Das Fachkonzept Ressourcen- und Sozialraumorientierung im Überblick

Das Fachkonzept zur Ressourcen- und Sozialraumorientierung ist keine neue „Theorie“ oder ein mit anderen „Schulen“ konkurrierender Ansatz sondern eine unter Nutzung und Weiterentwicklung verschiedener theoretischer und methodischer Blickrichtungen entwickelte Perspektive für unterschiedliche Zielgruppen, die als konzeptioneller Hintergrund für das Handeln in zahlreichen Feldern sozialer Arbeit dient.  Der methodischen Vielfalt von Akteurinnen und Akteuren, die unter dieser Überschrift arbeiten, sind dabei keine Grenzen gesetzt. Die unten genannten Prinzipien dienen dabei als „Kompass“ ob man „auf der hohen See“ des beruflichen Alltags noch „auf Kurs“ des Fachkonzeptes ist.

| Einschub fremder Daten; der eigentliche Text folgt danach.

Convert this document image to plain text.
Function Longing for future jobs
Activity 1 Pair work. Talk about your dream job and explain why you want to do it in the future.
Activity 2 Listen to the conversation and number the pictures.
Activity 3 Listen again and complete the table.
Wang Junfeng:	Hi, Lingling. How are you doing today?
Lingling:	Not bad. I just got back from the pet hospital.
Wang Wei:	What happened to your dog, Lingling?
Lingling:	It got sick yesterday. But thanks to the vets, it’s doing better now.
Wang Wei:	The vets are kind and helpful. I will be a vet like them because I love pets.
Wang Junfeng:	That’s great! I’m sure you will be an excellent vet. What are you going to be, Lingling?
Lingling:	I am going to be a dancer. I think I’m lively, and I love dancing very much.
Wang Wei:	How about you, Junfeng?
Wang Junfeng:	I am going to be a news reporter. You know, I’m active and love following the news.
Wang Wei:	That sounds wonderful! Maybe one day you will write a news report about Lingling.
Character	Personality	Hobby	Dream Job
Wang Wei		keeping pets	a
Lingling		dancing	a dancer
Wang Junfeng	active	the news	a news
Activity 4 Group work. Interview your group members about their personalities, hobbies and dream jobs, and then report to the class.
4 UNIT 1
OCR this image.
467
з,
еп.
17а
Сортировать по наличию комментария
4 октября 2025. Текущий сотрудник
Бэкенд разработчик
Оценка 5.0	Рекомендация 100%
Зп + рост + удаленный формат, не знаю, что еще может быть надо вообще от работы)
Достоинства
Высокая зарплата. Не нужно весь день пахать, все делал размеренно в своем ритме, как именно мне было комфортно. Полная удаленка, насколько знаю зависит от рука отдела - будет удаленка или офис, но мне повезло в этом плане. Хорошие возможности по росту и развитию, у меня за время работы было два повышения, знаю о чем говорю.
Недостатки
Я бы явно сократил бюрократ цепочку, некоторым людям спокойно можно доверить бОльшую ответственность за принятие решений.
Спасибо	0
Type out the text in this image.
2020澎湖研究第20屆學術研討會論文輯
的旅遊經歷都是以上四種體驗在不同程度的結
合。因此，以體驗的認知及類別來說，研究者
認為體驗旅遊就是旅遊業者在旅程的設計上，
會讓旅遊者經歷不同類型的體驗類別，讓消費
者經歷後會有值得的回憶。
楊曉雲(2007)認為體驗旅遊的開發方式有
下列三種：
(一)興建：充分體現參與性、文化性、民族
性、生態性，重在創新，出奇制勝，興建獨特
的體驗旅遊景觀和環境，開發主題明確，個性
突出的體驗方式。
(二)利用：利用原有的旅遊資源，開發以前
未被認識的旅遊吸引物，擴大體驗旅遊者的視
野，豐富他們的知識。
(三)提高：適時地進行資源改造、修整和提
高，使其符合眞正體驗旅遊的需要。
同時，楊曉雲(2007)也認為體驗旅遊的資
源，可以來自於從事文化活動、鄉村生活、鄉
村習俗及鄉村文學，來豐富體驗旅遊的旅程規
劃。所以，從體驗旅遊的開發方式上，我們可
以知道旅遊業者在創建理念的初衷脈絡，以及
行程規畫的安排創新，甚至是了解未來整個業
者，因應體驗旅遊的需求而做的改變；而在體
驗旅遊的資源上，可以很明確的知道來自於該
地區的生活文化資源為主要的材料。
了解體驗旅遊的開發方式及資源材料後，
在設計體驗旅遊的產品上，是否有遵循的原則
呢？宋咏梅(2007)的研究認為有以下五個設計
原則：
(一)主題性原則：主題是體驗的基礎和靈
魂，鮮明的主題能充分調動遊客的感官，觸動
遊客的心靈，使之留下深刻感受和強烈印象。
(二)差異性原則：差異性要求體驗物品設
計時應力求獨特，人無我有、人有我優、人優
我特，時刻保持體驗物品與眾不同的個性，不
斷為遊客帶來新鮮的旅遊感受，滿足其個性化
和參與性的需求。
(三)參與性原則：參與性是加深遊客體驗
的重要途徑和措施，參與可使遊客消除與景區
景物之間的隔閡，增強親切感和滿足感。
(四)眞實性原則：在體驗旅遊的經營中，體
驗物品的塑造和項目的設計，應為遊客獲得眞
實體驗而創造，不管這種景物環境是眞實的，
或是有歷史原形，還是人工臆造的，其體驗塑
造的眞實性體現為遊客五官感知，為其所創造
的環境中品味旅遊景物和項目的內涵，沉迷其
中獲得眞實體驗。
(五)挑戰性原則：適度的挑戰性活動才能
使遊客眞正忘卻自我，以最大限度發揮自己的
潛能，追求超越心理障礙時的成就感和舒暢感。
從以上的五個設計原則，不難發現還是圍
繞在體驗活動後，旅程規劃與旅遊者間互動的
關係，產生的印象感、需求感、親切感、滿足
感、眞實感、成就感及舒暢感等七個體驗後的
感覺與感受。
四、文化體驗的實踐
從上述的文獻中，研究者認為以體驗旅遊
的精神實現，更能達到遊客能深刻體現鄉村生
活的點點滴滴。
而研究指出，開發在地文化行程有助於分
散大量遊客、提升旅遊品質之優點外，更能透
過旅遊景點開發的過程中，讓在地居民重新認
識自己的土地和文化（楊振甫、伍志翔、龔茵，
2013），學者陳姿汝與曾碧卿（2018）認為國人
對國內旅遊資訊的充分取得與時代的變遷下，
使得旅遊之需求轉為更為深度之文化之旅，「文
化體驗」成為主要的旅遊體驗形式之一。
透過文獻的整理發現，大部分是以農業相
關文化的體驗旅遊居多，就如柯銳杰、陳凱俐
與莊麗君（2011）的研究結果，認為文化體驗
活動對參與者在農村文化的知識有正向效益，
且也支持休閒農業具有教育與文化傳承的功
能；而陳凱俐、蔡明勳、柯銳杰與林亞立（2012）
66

Sozialraum- und Ressourcenorientierung als fachliches Konzept besteht im Kern aus folgenden

fünf Prinzipien:

  1. Ausgangspunkt jeglicher Arbeit sind der Wille bzw. die Interessen der Menschen (in Abgrenzung zu Wünschen oder gutgläubig definierten Bedarfen).
  2. Aktivierende Unterstützung hat grundsätzlich Vorrang vor betreuender Tätigkeit.
  3. Bei der Gestaltung der Aktivitäten und Hilfen spielen personelle und sozialräumliche Ressourcen eine wesentliche Rolle.
  4. Aktivitäten sind immer zielgruppen- und bereichsübergreifend angelegt.
  5. Vernetzung und Integration der verschiedenen sozialen Dienste sind Grundlage für funktionierende Einzelhilfen.

Die zentrale Bedeutung des Willens im Fachkonzept trägt der Tatsache Rechnung, dass Menschen sich dann bewegen, aktiv werden, Aufwand und Rückschläge in Kauf nehmen, wenn ihnen etwas wirklich wichtig ist, wenn etwas tatsächlich Bedeutung hat, kurz: wenn sie wirklich (etwas) wollen. Die Wahrscheinlichkeit, dass sich jemand anstrengt für etwas, das weniger wichtig, attraktiv, bedeutsam erscheint, erscheint dagegen deutlich geringer.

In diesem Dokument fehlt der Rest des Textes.